Cholecalciferol supplementation lowers leptin and TMAO but increases NO and VEGF-A levels in obese vitamin D deficient patients: Is it one of the potential cardioprotective mechanisms of vitamin D?

Nutr Metab (Lond). 2022 Apr 29;19(1):31. doi: 10.1186/s12986-022-00666-4.

Abstract

Background: Vitamin D deficiency is one of the most common health issues in developed countries. Obese patients are most at risk of having serum 25-hydroxyvitamin D3 (25(OH)D3) levels that are too low due to the accumulation of vitamin D in adipose tissue. While the effects of a deficiency on the skeletal or immune system are known, the effects on the cardiovascular system are not yet clear. Our study investigates the effect of cholecalciferol supplementation in obese patients on selected biomarkers associated with cardiovascular diseases (CVDs).

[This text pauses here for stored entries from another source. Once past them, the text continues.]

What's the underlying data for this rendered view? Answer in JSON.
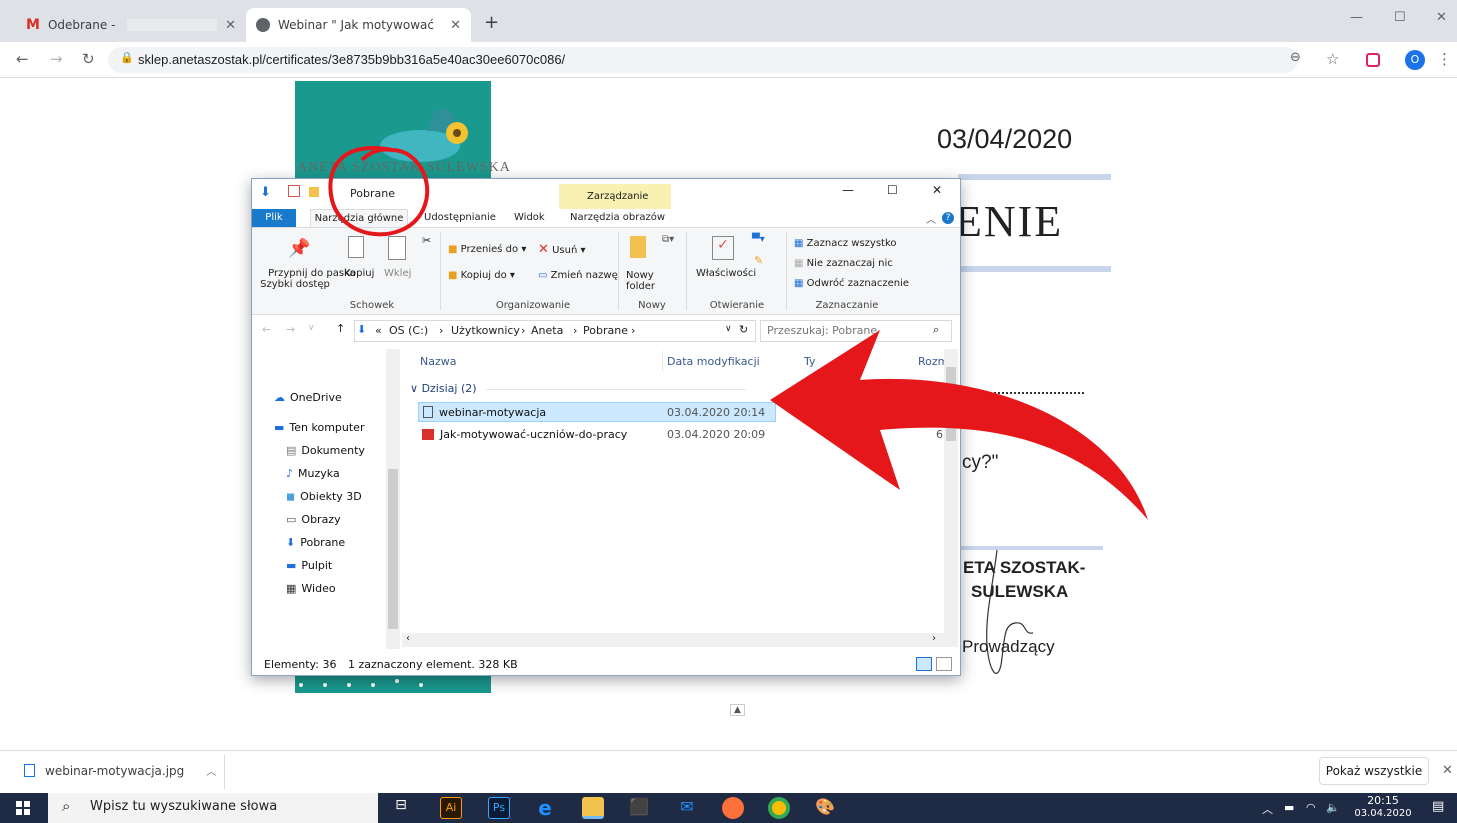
{
  "browser": {
    "tabs": [
      {
        "label": "Odebrane -",
        "favicon": "gmail-icon"
      },
      {
        "label": "Webinar \" Jak motywować uczni",
        "favicon": "globe-icon"
      }
    ],
    "new_tab_symbol": "+",
    "url": "sklep.anetaszostak.pl/certificates/3e8735b9bb316a5e40ac30ee6070c086/",
    "profile_initial": "O"
  },
  "certificate": {
    "date": "03/04/2020",
    "title_visible": "ENIE",
    "logo_text": "ANETA SZOSTAK-SULEWSKA",
    "quote_visible": "cy?\"",
    "name_line1": "ETA SZOSTAK-",
    "name_line2": "SULEWSKA",
    "role": "Prowadzący",
    "brand_color": "#1a9a8f"
  },
  "explorer": {
    "title": "Pobrane",
    "context_tab": "Zarządzanie",
    "tabs": [
      "Plik",
      "Narzędzia główne",
      "Udostępnianie",
      "Widok",
      "Narzędzia obrazów"
    ],
    "ribbon": {
      "pin": [
        "Przypnij do paska",
        "Szybki dostęp"
      ],
      "copy": "Kopiuj",
      "paste": "Wklej",
      "move_to": "Przenieś do",
      "copy_to": "Kopiuj do",
      "delete": "Usuń",
      "rename": "Zmień nazwę",
      "new_folder": [
        "Nowy",
        "folder"
      ],
      "properties": "Właściwości",
      "select_all": "Zaznacz wszystko",
      "select_none": "Nie zaznaczaj nic",
      "invert_selection": "Odwróć zaznaczenie",
      "groups": [
        "Schowek",
        "Organizowanie",
        "Nowy",
        "Otwieranie",
        "Zaznaczanie"
      ]
    },
    "breadcrumb": [
      "OS (C:)",
      "Użytkownicy",
      "Aneta",
      "Pobrane"
    ],
    "breadcrumb_prefix": "«",
    "search_placeholder": "Przeszukaj: Pobrane",
    "nav_items": [
      {
        "label": "OneDrive",
        "icon": "cloud-icon"
      },
      {
        "label": "Ten komputer",
        "icon": "computer-icon"
      },
      {
        "label": "Dokumenty",
        "icon": "document-icon"
      },
      {
        "label": "Muzyka",
        "icon": "music-icon"
      },
      {
        "label": "Obiekty 3D",
        "icon": "cube-icon"
      },
      {
        "label": "Obrazy",
        "icon": "pictures-icon"
      },
      {
        "label": "Pobrane",
        "icon": "download-icon"
      },
      {
        "label": "Pulpit",
        "icon": "desktop-icon"
      },
      {
        "label": "Wideo",
        "icon": "video-icon"
      }
    ],
    "columns": [
      "Nazwa",
      "Data modyfikacji",
      "Ty",
      "Rozm"
    ],
    "group_header": "Dzisiaj (2)",
    "files": [
      {
        "name": "webinar-motywacja",
        "date": "03.04.2020 20:14",
        "selected": true,
        "icon": "image-file-icon"
      },
      {
        "name": "Jak-motywować-uczniów-do-pracy",
        "date": "03.04.2020 20:09",
        "size_partial": "6",
        "selected": false,
        "icon": "pdf-file-icon"
      }
    ],
    "status_count": "Elementy: 36",
    "status_selection": "1 zaznaczony element. 328 KB"
  },
  "downloads": {
    "file": "webinar-motywacja.jpg",
    "show_all": "Pokaż wszystkie"
  },
  "taskbar": {
    "search_placeholder": "Wpisz tu wyszukiwane słowa",
    "time": "20:15",
    "date": "03.04.2020"
  }
}
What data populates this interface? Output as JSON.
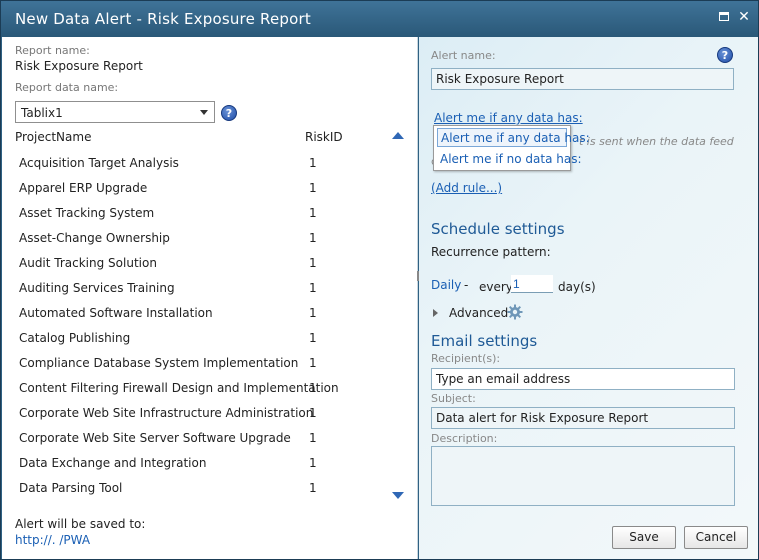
{
  "window": {
    "title": "New Data Alert - Risk Exposure Report"
  },
  "left": {
    "report_name_label": "Report name:",
    "report_name_value": "Risk Exposure Report",
    "report_data_name_label": "Report data name:",
    "data_name_selected": "Tablix1",
    "columns": {
      "project": "ProjectName",
      "risk": "RiskID"
    },
    "rows": [
      {
        "project": "Acquisition Target Analysis",
        "risk": "1"
      },
      {
        "project": "Apparel ERP Upgrade",
        "risk": "1"
      },
      {
        "project": "Asset Tracking System",
        "risk": "1"
      },
      {
        "project": "Asset-Change Ownership",
        "risk": "1"
      },
      {
        "project": "Audit Tracking Solution",
        "risk": "1"
      },
      {
        "project": "Auditing Services Training",
        "risk": "1"
      },
      {
        "project": "Automated Software Installation",
        "risk": "1"
      },
      {
        "project": "Catalog Publishing",
        "risk": "1"
      },
      {
        "project": "Compliance Database System Implementation",
        "risk": "1"
      },
      {
        "project": "Content Filtering Firewall Design and Implementation",
        "risk": "1"
      },
      {
        "project": "Corporate Web Site Infrastructure Administration",
        "risk": "1"
      },
      {
        "project": "Corporate Web Site Server Software Upgrade",
        "risk": "1"
      },
      {
        "project": "Data Exchange and Integration",
        "risk": "1"
      },
      {
        "project": "Data Parsing Tool",
        "risk": "1"
      }
    ],
    "saved_to_label": "Alert will be saved to:",
    "saved_to_link": "http://.            /PWA"
  },
  "right": {
    "alert_name_label": "Alert name:",
    "alert_name_value": "Risk Exposure Report",
    "alert_condition_link": "Alert me if any data has:",
    "condition_options": [
      "Alert me if any data has:",
      "Alert me if no data has:"
    ],
    "hidden_text": "t is sent when the data feed",
    "hidden_text_fragment": "c",
    "add_rule": "(Add rule...)",
    "schedule_heading": "Schedule settings",
    "recurrence_label": "Recurrence pattern:",
    "recurrence_value": "Daily",
    "recurrence_dash": "-",
    "every_label": "every",
    "every_value": "1",
    "every_unit": "day(s)",
    "advanced_label": "Advanced",
    "email_heading": "Email settings",
    "recipients_label": "Recipient(s):",
    "recipients_placeholder": "Type an email address",
    "subject_label": "Subject:",
    "subject_value": "Data alert for Risk Exposure Report",
    "description_label": "Description:",
    "description_value": ""
  },
  "buttons": {
    "save": "Save",
    "cancel": "Cancel"
  },
  "icons": {
    "maximize": "maximize-icon",
    "close": "close-icon",
    "help": "help-icon",
    "gear": "gear-icon",
    "dropdown": "chevron-down-icon"
  },
  "colors": {
    "title_bar": "#2f6183",
    "link": "#1a5fb4",
    "heading": "#1f5a96"
  }
}
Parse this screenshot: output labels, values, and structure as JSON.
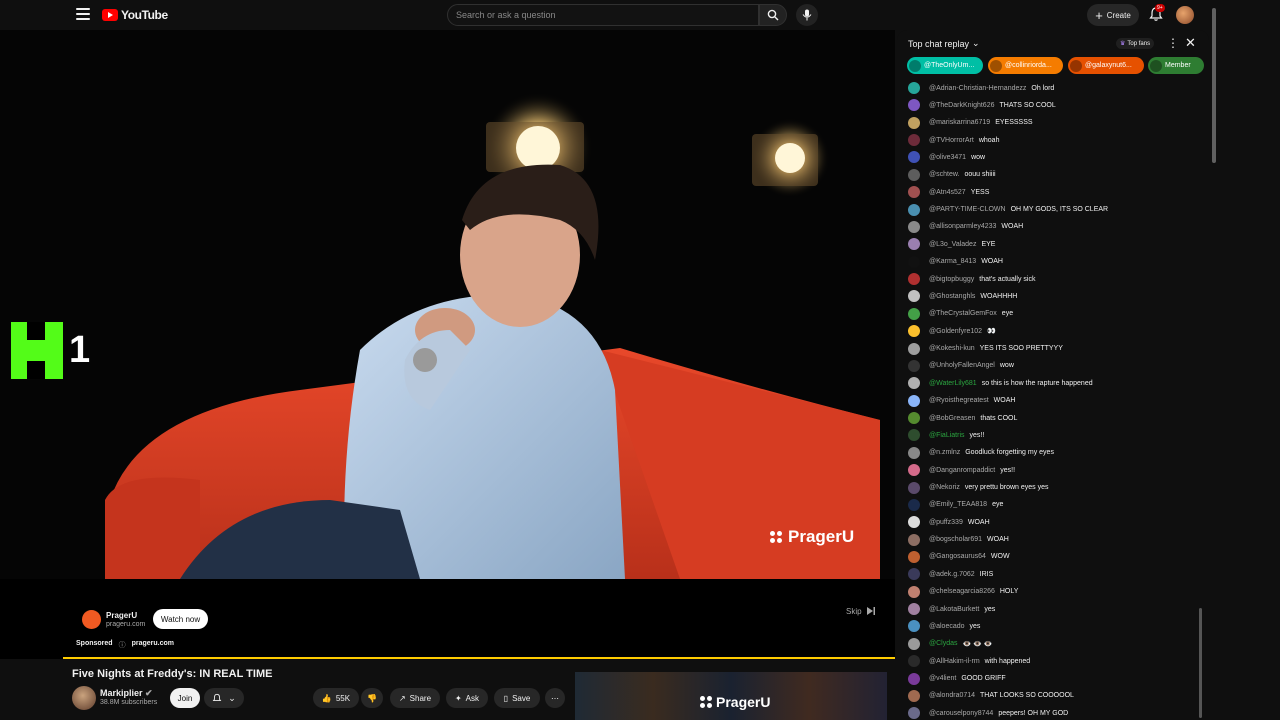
{
  "header": {
    "logo_text": "YouTube",
    "search_placeholder": "Search or ask a question",
    "create_label": "Create",
    "notif_count": "9+"
  },
  "video": {
    "kick_counter": "1",
    "watermark": "PragerU"
  },
  "ad": {
    "advertiser": "PragerU",
    "advertiser_url": "prageru.com",
    "cta": "Watch now",
    "skip_label": "Skip",
    "sponsored_label": "Sponsored",
    "sponsored_url": "prageru.com",
    "progress_fraction": 1.0
  },
  "info": {
    "title": "Five Nights at Freddy's: IN REAL TIME",
    "channel": "Markiplier",
    "subscribers": "38.8M subscribers",
    "join": "Join",
    "likes": "55K",
    "share": "Share",
    "ask": "Ask",
    "save": "Save",
    "thumb_watermark": "PragerU"
  },
  "chat": {
    "header": "Top chat replay",
    "top_fans": "Top fans",
    "chips": [
      {
        "label": "@TheOnlyUm...",
        "color": "#00bfa5"
      },
      {
        "label": "@collinriorda...",
        "color": "#f57c00"
      },
      {
        "label": "@galaxynut6...",
        "color": "#e65100"
      },
      {
        "label": "Member",
        "color": "#2e7d32"
      }
    ],
    "messages": [
      {
        "user": "@Adrian-Christian-Hernandezz",
        "text": "Oh lord",
        "avatar": "#26a69a",
        "member": false
      },
      {
        "user": "@TheDarkKnight626",
        "text": "THATS SO COOL",
        "avatar": "#7e57c2",
        "member": false
      },
      {
        "user": "@mariskarrina6719",
        "text": "EYESSSSS",
        "avatar": "#c0a060",
        "member": false
      },
      {
        "user": "@TVHorrorArt",
        "text": "whoah",
        "avatar": "#6d2b3a",
        "member": false
      },
      {
        "user": "@olive3471",
        "text": "wow",
        "avatar": "#3f51b5",
        "member": false
      },
      {
        "user": "@schtew.",
        "text": "oouu shiiii",
        "avatar": "#5d5d5d",
        "member": false
      },
      {
        "user": "@Atn4s527",
        "text": "YESS",
        "avatar": "#a05050",
        "member": false
      },
      {
        "user": "@PARTY-TIME-CLOWN",
        "text": "OH MY GODS, ITS SO CLEAR",
        "avatar": "#4a8fb0",
        "member": false
      },
      {
        "user": "@allisonparmley4233",
        "text": "WOAH",
        "avatar": "#8a8a8a",
        "member": false
      },
      {
        "user": "@L3o_Valadez",
        "text": "EYE",
        "avatar": "#9a7fb0",
        "member": false
      },
      {
        "user": "@Karma_8413",
        "text": "WOAH",
        "avatar": "#111111",
        "member": false
      },
      {
        "user": "@bigtopbuggy",
        "text": "that's actually sick",
        "avatar": "#b03030",
        "member": false
      },
      {
        "user": "@Ghostanghls",
        "text": "WOAHHHH",
        "avatar": "#c0c0c0",
        "member": false
      },
      {
        "user": "@TheCrystalGemFox",
        "text": "eye",
        "avatar": "#43a047",
        "member": false
      },
      {
        "user": "@Goldenfyre102",
        "text": "👀",
        "avatar": "#fbc02d",
        "member": false
      },
      {
        "user": "@Kokeshi-kun",
        "text": "YES ITS SOO PRETTYYY",
        "avatar": "#9e9e9e",
        "member": false
      },
      {
        "user": "@UnholyFallenAngel",
        "text": "wow",
        "avatar": "#333333",
        "member": false
      },
      {
        "user": "@WaterLily681",
        "text": "so this is how the rapture happened",
        "avatar": "#b0b0b0",
        "member": true
      },
      {
        "user": "@Ryoisthegreatest",
        "text": "WOAH",
        "avatar": "#8ab4f8",
        "member": false
      },
      {
        "user": "@BobGreasen",
        "text": "thats COOL",
        "avatar": "#558b2f",
        "member": false
      },
      {
        "user": "@FiaLiatris",
        "text": "yes!!",
        "avatar": "#2e4d2e",
        "member": true
      },
      {
        "user": "@n.zmlnz",
        "text": "Goodluck forgetting my eyes",
        "avatar": "#888888",
        "member": false
      },
      {
        "user": "@Danganrompaddict",
        "text": "yes!!",
        "avatar": "#d46a8a",
        "member": false
      },
      {
        "user": "@Nekoriz",
        "text": "very prettu brown eyes yes",
        "avatar": "#5a4a6a",
        "member": false
      },
      {
        "user": "@Emily_TEAA818",
        "text": "eye",
        "avatar": "#1a2a4a",
        "member": false
      },
      {
        "user": "@puffz339",
        "text": "WOAH",
        "avatar": "#dcdcdc",
        "member": false
      },
      {
        "user": "@bogscholar691",
        "text": "WOAH",
        "avatar": "#8d6e63",
        "member": false
      },
      {
        "user": "@Gangosaurus64",
        "text": "WOW",
        "avatar": "#bf6030",
        "member": false
      },
      {
        "user": "@adek.g.7062",
        "text": "IRIS",
        "avatar": "#3a3a5a",
        "member": false
      },
      {
        "user": "@chelseagarcia8266",
        "text": "HOLY",
        "avatar": "#c08070",
        "member": false
      },
      {
        "user": "@LakotaBurkett",
        "text": "yes",
        "avatar": "#a080a0",
        "member": false
      },
      {
        "user": "@aloecado",
        "text": "yes",
        "avatar": "#4a90c0",
        "member": false
      },
      {
        "user": "@Clydas",
        "text": "👁️ 👁️ 👁️",
        "avatar": "#9a9a9a",
        "member": true
      },
      {
        "user": "@AllHakim-il-rm",
        "text": "with happened",
        "avatar": "#2a2a2a",
        "member": false
      },
      {
        "user": "@v4lient",
        "text": "GOOD GRIFF",
        "avatar": "#7a3a9a",
        "member": false
      },
      {
        "user": "@alondra0714",
        "text": "THAT LOOKS SO COOOOOL",
        "avatar": "#a06a50",
        "member": false
      },
      {
        "user": "@carouselpony8744",
        "text": "peepers! OH MY GOD",
        "avatar": "#6a6a8a",
        "member": false
      }
    ]
  }
}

Methods: The study enrolled 33 obese patients with insufficient 25(OH)D3 levels. For three months, the subjects supplemented with cholecalciferol at a dose of 2000 IU/day. Concentrations of nitric oxide (NO), vascular endothelial growth factor A (VEGF-A), leptin, trimethylamine N-oxide (TMAO) and soluble suppression of tumorigenicity 2 (sST2) were measured in baseline samples using ELISA (BioTek EPOCH). 25(OH)D3 levels measured on Beckman Coulter DXI 800 by chemiluminescence method.

Results: After supplementation, 25(OH)D3 levels increased significantly. Normal levels were achieved in most patients. A statistically significant reduction leptin and TMAO levels was observed. At the same time, NO and VEGF-A levels increased statistically significantly.

Conclusion: This study indicates that restoring normal 25(OH)D3 levels in obese people reduces the concentration of pro-inflammatory factors associated with cardiovascular diseases. Reducing inflammation and the potential impact on vascular reactivity leads to the conclusion that cholecalciferol supplementation in obese patients may benefit the cardiovascular system.

Keywords: Cardiovascular diseases; Inflammation; Leptin; Markers; NO; Obesity; TMAO; VEGF-A; Vitamin D; sST2.